Doğru terim, “siyasal gericilik”tir. Emperyalist aşamayla birlikte, yüzlerce yıllık toplumsal mücadele ve ilerlemelerin, burjuva dönüşümlerinin, bu süreçler boyunca oluşan sınıfsal dengelerin ürünü olan siyasal ve sınıfsal kazanımlar sermaye düzenine “fazla” gelmeye başladı. Emperyalizm gittiği her yere siyasal gericilik taşıdı.
Bu saptamaya şöyle bir itiraz getirilebilir: Emperyalist metropollerde, bugün bile varlığını sürdüren burjuva demokratik temsili sistem işleyişlerini, kurumları, hukuku, yurttaş hak ve özgürlüklerini nasıl açıklayacağız?

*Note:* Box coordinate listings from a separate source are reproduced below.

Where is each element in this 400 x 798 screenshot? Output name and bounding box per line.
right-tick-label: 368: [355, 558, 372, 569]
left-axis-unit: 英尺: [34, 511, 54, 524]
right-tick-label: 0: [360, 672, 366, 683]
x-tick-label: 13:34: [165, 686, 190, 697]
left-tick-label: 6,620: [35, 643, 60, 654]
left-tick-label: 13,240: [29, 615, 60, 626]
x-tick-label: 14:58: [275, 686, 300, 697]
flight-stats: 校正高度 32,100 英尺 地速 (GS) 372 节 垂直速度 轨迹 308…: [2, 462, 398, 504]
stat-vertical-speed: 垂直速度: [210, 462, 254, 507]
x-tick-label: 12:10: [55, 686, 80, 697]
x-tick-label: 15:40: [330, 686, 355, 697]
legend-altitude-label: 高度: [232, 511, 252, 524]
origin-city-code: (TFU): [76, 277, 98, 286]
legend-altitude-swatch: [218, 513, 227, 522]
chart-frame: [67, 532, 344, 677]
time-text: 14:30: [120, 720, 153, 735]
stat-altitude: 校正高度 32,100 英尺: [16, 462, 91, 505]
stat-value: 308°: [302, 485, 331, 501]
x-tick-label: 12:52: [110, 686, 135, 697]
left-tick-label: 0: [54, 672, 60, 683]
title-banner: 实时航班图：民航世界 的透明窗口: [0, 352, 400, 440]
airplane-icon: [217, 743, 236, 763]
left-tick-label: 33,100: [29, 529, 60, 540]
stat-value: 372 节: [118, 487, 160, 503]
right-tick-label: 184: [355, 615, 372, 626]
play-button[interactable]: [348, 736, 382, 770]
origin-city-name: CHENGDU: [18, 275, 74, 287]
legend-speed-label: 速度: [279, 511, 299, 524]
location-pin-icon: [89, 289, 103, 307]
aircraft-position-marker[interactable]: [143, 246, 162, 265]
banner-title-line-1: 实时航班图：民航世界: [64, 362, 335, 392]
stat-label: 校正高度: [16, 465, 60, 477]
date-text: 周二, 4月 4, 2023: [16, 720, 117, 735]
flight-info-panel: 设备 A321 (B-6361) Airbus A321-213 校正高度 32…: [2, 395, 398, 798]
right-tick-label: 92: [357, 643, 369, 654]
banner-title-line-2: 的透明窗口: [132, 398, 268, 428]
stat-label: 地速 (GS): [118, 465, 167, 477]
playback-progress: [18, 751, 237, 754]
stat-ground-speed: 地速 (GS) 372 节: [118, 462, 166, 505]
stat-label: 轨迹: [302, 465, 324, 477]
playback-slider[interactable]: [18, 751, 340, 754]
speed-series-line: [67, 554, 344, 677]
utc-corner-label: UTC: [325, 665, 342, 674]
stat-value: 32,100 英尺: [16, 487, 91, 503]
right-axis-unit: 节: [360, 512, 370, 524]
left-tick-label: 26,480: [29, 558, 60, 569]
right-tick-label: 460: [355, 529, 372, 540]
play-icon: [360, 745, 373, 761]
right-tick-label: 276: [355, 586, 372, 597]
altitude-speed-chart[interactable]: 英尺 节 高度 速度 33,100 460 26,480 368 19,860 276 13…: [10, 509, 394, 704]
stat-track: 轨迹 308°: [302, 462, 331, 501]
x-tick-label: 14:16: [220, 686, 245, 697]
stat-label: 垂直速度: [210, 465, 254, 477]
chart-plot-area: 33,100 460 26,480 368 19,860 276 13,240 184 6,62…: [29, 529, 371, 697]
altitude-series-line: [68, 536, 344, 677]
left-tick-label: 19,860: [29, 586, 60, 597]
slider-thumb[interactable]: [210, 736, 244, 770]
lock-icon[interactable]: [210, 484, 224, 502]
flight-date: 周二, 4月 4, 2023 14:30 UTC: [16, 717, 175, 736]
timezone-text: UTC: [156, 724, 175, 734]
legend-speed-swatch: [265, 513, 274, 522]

Şöyle: Sosyalist ülkelerin, sınıf mücadelelerinin ve sermaye birikiminin belli bir tarihsel döneme damgasını vuran koşulları emperyalist gericiliği frenlemiş, bu koşullar değiştiğinde gericilik çırılçıplak ortaya dökülmüştür!
Sermaye düzeni, bugün, sınırlarını açık eden büyük bir tıkanıklık içindedir. Bu düzen, artık, örgütlü işçi sınıfını, temsili kurumları, yurttaş bireyin yaşama, çalışma, düşünce ve örgütlenme özgürlüğünü içine sığdıramamaktadır!
***
İngiltere’de 1215’te kralla baronlar arasında imzalanan Magna Carta ilk anayasal belge, ilk haklar fermanı olarak kabul edilir.
Magna Carta’nın 39. maddesi şöyledir: “Özgür hiç kimse kendi benzerleri tarafından ülke kanunlarına göre yasal bir şekilde yargılanıp hüküm giymeden tutuklanmayacak, hapsedilmeyecek, mal ve mülkünden yoksun bırakılmayacak, kanun dışı ilan edilmeyecek, sürgün edilmeyecek, hangi biçimde olursa olsun zarara uğratılmayacaktır.”
Serflerin “özgür insan” sayılmadığı feodal bir toplumda baronların krala imzalattırdıkları Magna Carta’yı 802 yıl sonra hâlâ değerli kılan, tarihte ilk kez devlet erkine sınırlar koyan bir belge olmasıdır.
Sınıflı bir toplumda “demokrasi”nin tek varoluş biçimi erkin, başka bir sınıf tarafından sınırlandırılmasıdır.
2017 Türkiyesi, tek adamda cisimleşmiş devlet erkinin sınırlandırılması ve yurttaşların dokunulamaz temel hak ve özgürlükleri açısından 1215 İngiltere’sinden geridir ve bu tek başına Türkiye’ye özgü bir durum değildir. Dünya çapında genel eğilim, siyasal gericilik, otoriter-oligarşik yönetimler doğrultusundadır.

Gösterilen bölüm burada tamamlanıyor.